Not so long ago, a company far, far away (from me anyway), released a new game. Warlords of Erewhon, published by Warlord Games and written by Rick Priestly, is a cracking game that extends the bolt action family of games into fantasy skirmishing.
In the large hadron collider that is his brain, Rick has smashed together the desire to play with some of your favourite old skool fantasy toys and some modern, clever-yet-simple game mechanics. WoE, or Erewhon to those in the know, is fun, fast and simple.
As the title suggests, these rules are not tied to a particular world. Its inspiration is pretty much any fantasy tropes you enjoy. Ninja rabbits? Sure, use the Samurai list. Amazons? Yep, got that. Mammoth riding neanderthals or berserk viking warriors? The barbarian list will cater for either, or both. The flexibility and choice of the lists means you can use any models you have. I have faced a smurf-necromancer leading the undead; and chaos dwarves (little GW dudes with big hats). Both worked, both were fun games. In addition to the 12 warband lists in the hardback book, the author has published new armies (along with revisions of the existing ones) at his blog, This Gaming Life. It is well worth keeping an eye on this site, as he has been adding material fairly steadily since launch.
Gaming buddy Brad and I have been playing a bit of WoE recently, and this time I actually remembered to take some photos! My orcs lined up against his barbarians. All the models on both sides were painted years ago and it was great to see them on the table once more.
And Brad’s Barbarians
Combat can be brutal, which is just the way I like it. It can also be uncertain. While your rock hard hero will probably take out that squad of archers, there are no guarantees. And in a game where if you loose half your starting units you are will pretty much loose the game as your warband breaks and runs, this means every combat can make a difference.
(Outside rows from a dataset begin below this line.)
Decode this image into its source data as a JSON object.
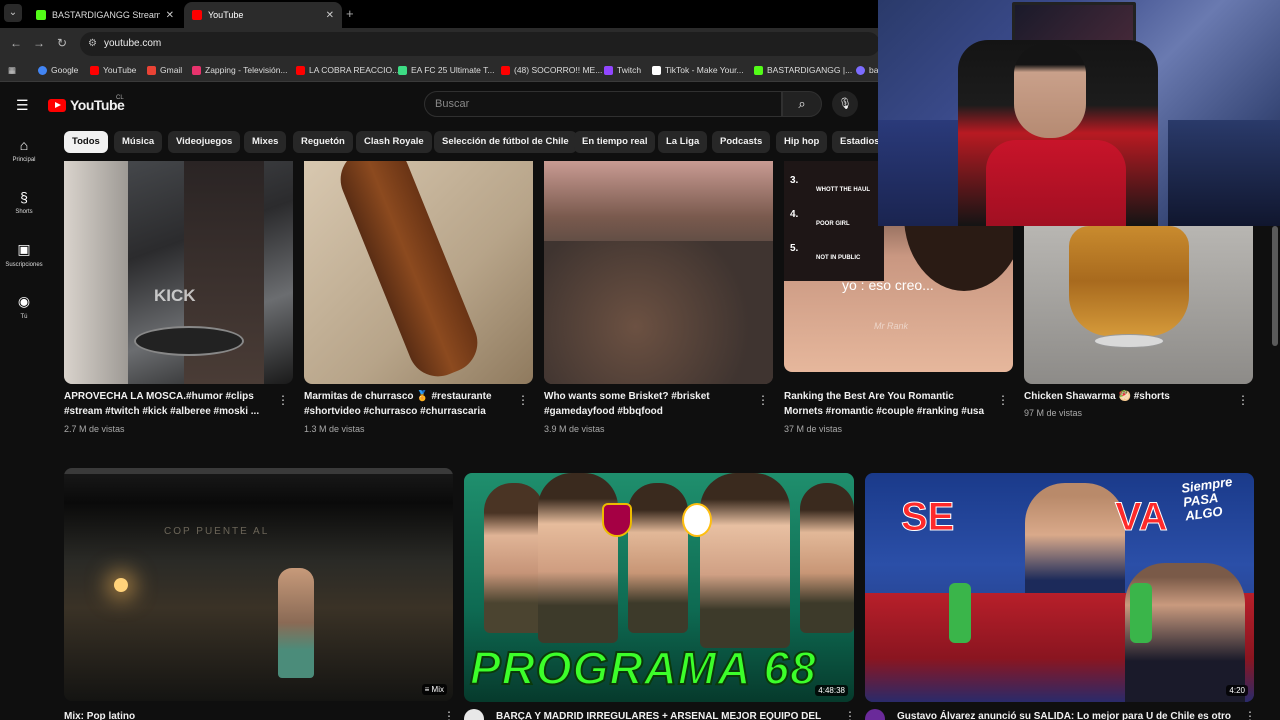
{
  "browser": {
    "tabs": [
      {
        "title": "BASTARDIGANGG Stream - Wa",
        "icon": "kick-icon",
        "color": "#53fc18"
      },
      {
        "title": "YouTube",
        "icon": "youtube-icon",
        "color": "#ff0000"
      }
    ],
    "url": "youtube.com",
    "bookmarks": [
      {
        "label": "Google",
        "color": "#4285f4"
      },
      {
        "label": "YouTube",
        "color": "#ff0000"
      },
      {
        "label": "Gmail",
        "color": "#ea4335"
      },
      {
        "label": "Zapping - Televisión...",
        "color": "#e8336d"
      },
      {
        "label": "LA COBRA REACCIO...",
        "color": "#ff0000"
      },
      {
        "label": "EA FC 25 Ultimate T...",
        "color": "#3ddc84"
      },
      {
        "label": "(48) SOCORRO!! ME...",
        "color": "#ff0000"
      },
      {
        "label": "Twitch",
        "color": "#9146ff"
      },
      {
        "label": "TikTok - Make Your...",
        "color": "#ffffff"
      },
      {
        "label": "BASTARDIGANGG |...",
        "color": "#53fc18"
      },
      {
        "label": "ba",
        "color": "#7c6cff"
      }
    ]
  },
  "youtube": {
    "logo_text": "YouTube",
    "country": "CL",
    "search_placeholder": "Buscar",
    "sidebar": [
      {
        "label": "Principal",
        "icon": "home-icon"
      },
      {
        "label": "Shorts",
        "icon": "shorts-icon"
      },
      {
        "label": "Suscripciones",
        "icon": "subscriptions-icon"
      },
      {
        "label": "Tú",
        "icon": "you-icon"
      }
    ],
    "chips": [
      "Todos",
      "Música",
      "Videojuegos",
      "Mixes",
      "Reguetón",
      "Clash Royale",
      "Selección de fútbol de Chile",
      "En tiempo real",
      "La Liga",
      "Podcasts",
      "Hip hop",
      "Estadios"
    ],
    "shorts": [
      {
        "title": "APROVECHA LA MOSCA.#humor #clips #stream #twitch #kick #alberee #moski ...",
        "views": "2.7 M de vistas",
        "thumb_text": "KICK"
      },
      {
        "title": "Marmitas de churrasco 🏅 #restaurante #shortvideo #churrasco #churrascaria",
        "views": "1.3 M de vistas"
      },
      {
        "title": "Who wants some Brisket? #brisket #gamedayfood #bbqfood",
        "views": "3.9 M de vistas"
      },
      {
        "title": "Ranking the Best Are You Romantic Mornets #romantic #couple #ranking #usa",
        "views": "37 M de vistas",
        "overlay": "yo : eso creo...",
        "list": [
          "3.",
          "WHOTT THE HAUL",
          "4.",
          "POOR GIRL",
          "5.",
          "NOT IN PUBLIC"
        ],
        "watermark": "Mr Rank"
      },
      {
        "title": "Chicken Shawarma 🥙 #shorts",
        "views": "97 M de vistas"
      }
    ],
    "videos": [
      {
        "title": "Mix: Pop latino",
        "badge": "Mix",
        "sign": "COP PUENTE AL"
      },
      {
        "title": "BARÇA Y MADRID IRREGULARES + ARSENAL MEJOR EQUIPO DEL",
        "badge": "4:48:38",
        "thumb_text": "PROGRAMA 68"
      },
      {
        "title": "Gustavo Álvarez anunció su SALIDA: Lo mejor para U de Chile es otro",
        "badge": "4:20",
        "thumb_text_left": "SE",
        "thumb_text_right": "VA",
        "thumb_text_corner": "Siempre PASA ALGO"
      }
    ]
  }
}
It also means a brave move at the right time can turn things around. I thought I had this game won, but Brad charged his remaining coherent unit deep into my battle line and killed my warlord. It left them exposed and badly mauled, but broke my army in the same turn I broke him and turned a likely loss into a narrow victory!
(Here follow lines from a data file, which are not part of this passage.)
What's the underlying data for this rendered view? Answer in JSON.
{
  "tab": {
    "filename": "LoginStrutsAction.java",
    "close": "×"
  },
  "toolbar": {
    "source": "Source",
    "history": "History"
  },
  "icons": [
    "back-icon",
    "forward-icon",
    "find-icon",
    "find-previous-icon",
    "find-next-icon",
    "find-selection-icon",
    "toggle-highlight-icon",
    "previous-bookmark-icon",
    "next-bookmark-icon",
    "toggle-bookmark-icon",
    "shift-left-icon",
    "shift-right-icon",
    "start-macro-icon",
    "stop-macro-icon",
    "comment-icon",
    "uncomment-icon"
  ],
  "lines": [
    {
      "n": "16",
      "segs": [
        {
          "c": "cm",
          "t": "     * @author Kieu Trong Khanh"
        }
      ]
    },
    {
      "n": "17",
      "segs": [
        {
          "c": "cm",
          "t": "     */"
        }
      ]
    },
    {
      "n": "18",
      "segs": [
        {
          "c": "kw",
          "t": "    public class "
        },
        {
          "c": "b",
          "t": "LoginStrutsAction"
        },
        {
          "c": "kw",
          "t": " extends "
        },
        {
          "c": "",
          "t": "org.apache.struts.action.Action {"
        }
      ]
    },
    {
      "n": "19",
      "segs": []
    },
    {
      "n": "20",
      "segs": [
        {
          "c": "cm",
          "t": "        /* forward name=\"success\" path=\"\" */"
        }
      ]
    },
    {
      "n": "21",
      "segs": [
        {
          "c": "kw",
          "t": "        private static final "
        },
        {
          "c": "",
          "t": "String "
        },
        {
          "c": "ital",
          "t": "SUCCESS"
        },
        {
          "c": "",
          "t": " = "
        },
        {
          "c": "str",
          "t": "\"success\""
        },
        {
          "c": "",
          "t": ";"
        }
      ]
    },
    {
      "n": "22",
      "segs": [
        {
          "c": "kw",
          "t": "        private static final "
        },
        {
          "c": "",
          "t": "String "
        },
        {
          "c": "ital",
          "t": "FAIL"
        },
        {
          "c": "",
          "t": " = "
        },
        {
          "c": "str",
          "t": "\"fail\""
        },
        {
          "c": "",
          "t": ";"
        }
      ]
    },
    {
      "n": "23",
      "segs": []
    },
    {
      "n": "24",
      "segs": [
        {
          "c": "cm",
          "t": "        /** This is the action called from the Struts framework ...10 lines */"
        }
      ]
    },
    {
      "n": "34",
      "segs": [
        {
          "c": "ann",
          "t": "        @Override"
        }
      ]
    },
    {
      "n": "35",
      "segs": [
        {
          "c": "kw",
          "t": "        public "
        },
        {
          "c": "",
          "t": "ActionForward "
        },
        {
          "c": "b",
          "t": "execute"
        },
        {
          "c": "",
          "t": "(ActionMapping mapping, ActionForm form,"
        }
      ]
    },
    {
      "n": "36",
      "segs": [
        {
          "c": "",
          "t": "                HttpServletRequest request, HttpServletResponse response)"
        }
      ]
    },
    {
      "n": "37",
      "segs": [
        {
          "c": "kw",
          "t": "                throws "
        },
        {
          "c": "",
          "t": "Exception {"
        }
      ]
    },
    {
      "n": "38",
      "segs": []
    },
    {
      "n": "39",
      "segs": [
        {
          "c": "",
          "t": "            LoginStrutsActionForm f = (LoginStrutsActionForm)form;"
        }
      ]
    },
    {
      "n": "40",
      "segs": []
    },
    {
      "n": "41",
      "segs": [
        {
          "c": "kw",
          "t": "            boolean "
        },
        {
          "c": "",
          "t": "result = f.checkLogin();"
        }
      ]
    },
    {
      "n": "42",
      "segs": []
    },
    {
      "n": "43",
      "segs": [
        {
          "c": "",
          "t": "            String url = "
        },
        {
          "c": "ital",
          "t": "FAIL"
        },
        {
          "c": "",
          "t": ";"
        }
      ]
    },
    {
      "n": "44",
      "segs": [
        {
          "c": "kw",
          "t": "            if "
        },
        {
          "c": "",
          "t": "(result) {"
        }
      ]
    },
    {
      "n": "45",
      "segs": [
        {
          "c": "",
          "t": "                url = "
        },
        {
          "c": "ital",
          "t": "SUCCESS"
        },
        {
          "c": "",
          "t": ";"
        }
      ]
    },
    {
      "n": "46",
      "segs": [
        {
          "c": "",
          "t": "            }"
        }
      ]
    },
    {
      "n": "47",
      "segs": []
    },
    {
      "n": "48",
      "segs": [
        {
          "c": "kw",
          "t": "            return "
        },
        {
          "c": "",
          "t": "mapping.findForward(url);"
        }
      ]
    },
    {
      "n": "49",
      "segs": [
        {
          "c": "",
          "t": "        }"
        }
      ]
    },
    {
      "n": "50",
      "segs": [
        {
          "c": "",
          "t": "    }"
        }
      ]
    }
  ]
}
For players of Bolt Action, the rules are both familiar, but distinct. Orders are re-skinned, so while the same dice are used, the orders themselves have differences. The largest change is to Ambush, which is more like “Reserve Action”, and allows a unit to react to an enemy unit nearby, interrupting their turn allowing you to counter-charge or fire a spell, or what-ever other dastardly plan you may have.
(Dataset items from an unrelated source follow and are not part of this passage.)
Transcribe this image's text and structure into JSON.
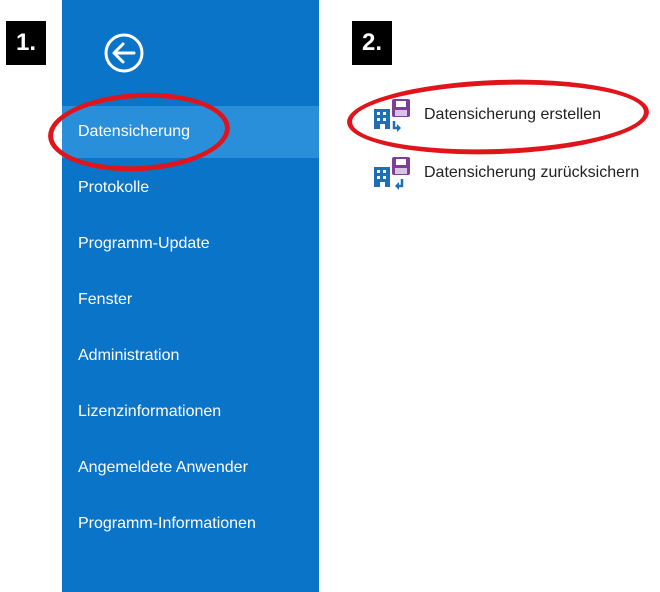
{
  "steps": {
    "one": "1.",
    "two": "2."
  },
  "back_button": {
    "icon": "back-arrow-circle-icon"
  },
  "sidebar": {
    "items": [
      {
        "label": "Datensicherung",
        "active": true
      },
      {
        "label": "Protokolle"
      },
      {
        "label": "Programm-Update"
      },
      {
        "label": "Fenster"
      },
      {
        "label": "Administration"
      },
      {
        "label": "Lizenzinformationen"
      },
      {
        "label": "Angemeldete Anwender"
      },
      {
        "label": "Programm-Informationen"
      }
    ]
  },
  "actions": {
    "items": [
      {
        "label": "Datensicherung erstellen",
        "icon": "database-save-icon"
      },
      {
        "label": "Datensicherung zurücksichern",
        "icon": "database-restore-icon"
      }
    ]
  },
  "colors": {
    "sidebar": "#0a74c8",
    "active_item": "#2a8fdb",
    "highlight": "#e0141b",
    "icon_purple": "#7d3f98",
    "icon_blue": "#1e6fb8"
  }
}
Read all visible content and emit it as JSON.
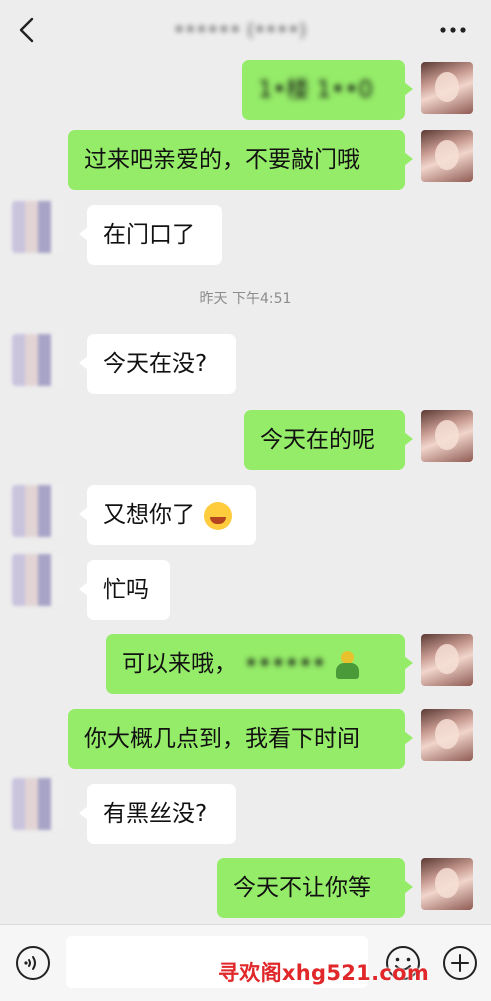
{
  "header": {
    "title": "•••••• (••••)",
    "back_icon": "chevron-left-icon",
    "more_icon": "more-dots-icon"
  },
  "messages": [
    {
      "side": "right",
      "text": "1•楼 1••0",
      "blurred": true
    },
    {
      "side": "right",
      "text": "过来吧亲爱的，不要敲门哦"
    },
    {
      "side": "left",
      "text": "在门口了"
    },
    {
      "side": "left",
      "text": "今天在没?"
    },
    {
      "side": "right",
      "text": "今天在的呢"
    },
    {
      "side": "left",
      "text": "又想你了",
      "emoji": "rofl-emoji"
    },
    {
      "side": "left",
      "text": "忙吗"
    },
    {
      "side": "right",
      "text": "可以来哦，",
      "blurred_tail": "••••••",
      "emoji": "figure-emoji"
    },
    {
      "side": "right",
      "text": "你大概几点到，我看下时间"
    },
    {
      "side": "left",
      "text": "有黑丝没?"
    },
    {
      "side": "right",
      "text": "今天不让你等"
    }
  ],
  "timestamp": "昨天 下午4:51",
  "input_bar": {
    "voice_icon": "voice-icon",
    "emoji_icon": "smiley-icon",
    "plus_icon": "plus-circle-icon"
  },
  "watermark": "寻欢阁xhg521.com",
  "colors": {
    "background": "#ededed",
    "bubble_sent": "#95ec69",
    "bubble_received": "#ffffff",
    "watermark": "#e0272a"
  }
}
Moral works differently too. Pins are still crucial, and are accumulated through receiving wounds or coming under fire. Units might end up fleeing and being able to rally, and get back in the game, but more likely too many pins and a unit will break and be eliminated. Did I mention combat was brutal?
Heroes are tough, but don’t totally dominate. This is a game of small units more than individuals. And a fine game it is, I suggest you give it a go if you get the chance.